US companies are effectively barred from providing IT services to the Dutch government over fears relating to the Patriot Act, the country’s Minister of Security and Justice has said.
The Patriot Act, passed after the terrorist attacks in September 2001 and renewed earlier this year, asserts that any data stored by a US company can be accessed by the country’s security forces if they believe it relates to a national security investigation.
In theory, this contravenes the EU’s Data Protection Directive, which asserts that organisations cannot allow a third party to access an individual’s data without their permission.
In a written answer to a parliamentary question, minister Ivo Opstelten asserted that any contract with a US cloud provider would have to include terms restricting the provider from moving the data outside of EU. “This basically means that companies from the United States are excluded in such bids and contracts,” Opstelten wrote.
He added that he could not rule out the possibility that Dutch government data is already stored with or managed by US companies.
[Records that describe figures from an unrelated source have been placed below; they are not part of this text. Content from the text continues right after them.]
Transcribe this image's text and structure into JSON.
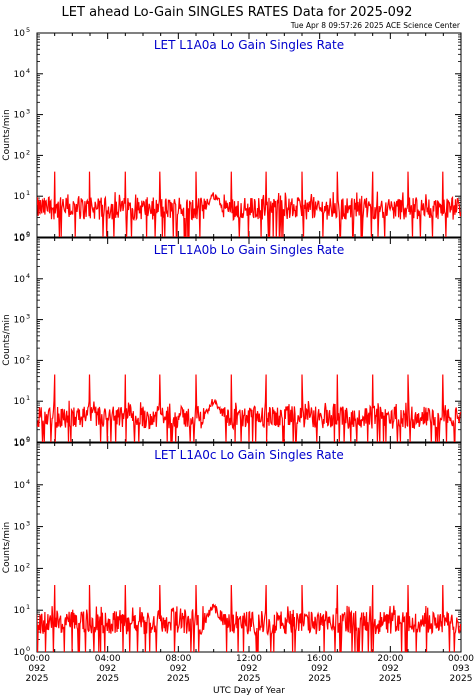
{
  "header": {
    "title": "LET ahead Lo-Gain SINGLES RATES Data for 2025-092",
    "timestamp": "Tue Apr  8 09:57:26 2025 ACE Science Center"
  },
  "chart_data": {
    "type": "line",
    "xlabel": "UTC Day of Year",
    "x_ticks": [
      {
        "time": "00:00",
        "doy": "092",
        "year": "2025"
      },
      {
        "time": "04:00",
        "doy": "092",
        "year": "2025"
      },
      {
        "time": "08:00",
        "doy": "092",
        "year": "2025"
      },
      {
        "time": "12:00",
        "doy": "092",
        "year": "2025"
      },
      {
        "time": "16:00",
        "doy": "092",
        "year": "2025"
      },
      {
        "time": "20:00",
        "doy": "092",
        "year": "2025"
      },
      {
        "time": "00:00",
        "doy": "093",
        "year": "2025"
      }
    ],
    "xlim_hours": [
      0,
      24
    ],
    "y_scale": "log",
    "ylim": [
      1,
      100000
    ],
    "y_tick_exponents": [
      "0",
      "1",
      "2",
      "3",
      "4",
      "5"
    ],
    "line_color": "#ff0000",
    "panels": [
      {
        "title": "LET L1A0a Lo Gain Singles Rate",
        "ylabel": "Counts/min",
        "baseline": 5,
        "spike_hours": [
          1.0,
          2.97,
          5.0,
          6.95,
          9.0,
          11.0,
          12.97,
          15.0,
          17.0,
          19.0,
          21.0,
          22.97
        ],
        "spike_values": [
          40,
          40,
          40,
          40,
          40,
          40,
          40,
          40,
          40,
          40,
          40,
          40
        ],
        "bump_hour": 10.0,
        "bump_value": 12
      },
      {
        "title": "LET L1A0b Lo Gain Singles Rate",
        "ylabel": "Counts/min",
        "baseline": 4,
        "spike_hours": [
          1.0,
          2.97,
          5.0,
          6.95,
          9.0,
          11.0,
          12.97,
          15.0,
          17.0,
          19.0,
          21.0,
          22.97
        ],
        "spike_values": [
          45,
          45,
          45,
          45,
          45,
          45,
          45,
          45,
          45,
          45,
          45,
          45
        ],
        "bump_hour": 10.0,
        "bump_value": 12
      },
      {
        "title": "LET L1A0c Lo Gain Singles Rate",
        "ylabel": "Counts/min",
        "baseline": 5,
        "spike_hours": [
          1.0,
          2.97,
          5.0,
          6.95,
          9.0,
          11.0,
          12.97,
          15.0,
          17.0,
          19.0,
          21.0,
          22.97
        ],
        "spike_values": [
          40,
          40,
          40,
          40,
          40,
          40,
          40,
          40,
          40,
          40,
          40,
          40
        ],
        "bump_hour": 10.0,
        "bump_value": 14
      }
    ]
  }
}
There is much confusion over the Patriot Act and how it applies to IT services, as the supposed conflict between the Act and Data Protection Directive has not been tested in court. The EU’s proposed amendments to the Directive, currently under consultation, include a proposal to improve current international data handling rules, although it is not clear what that might involve.
A recent article by New York magazine claimed that the power to search suspects without warning, as granted by the Patriot Act, was used in 1,618 drugs-related investigations between 2006 and 2009, and in just 15 terror-related cases.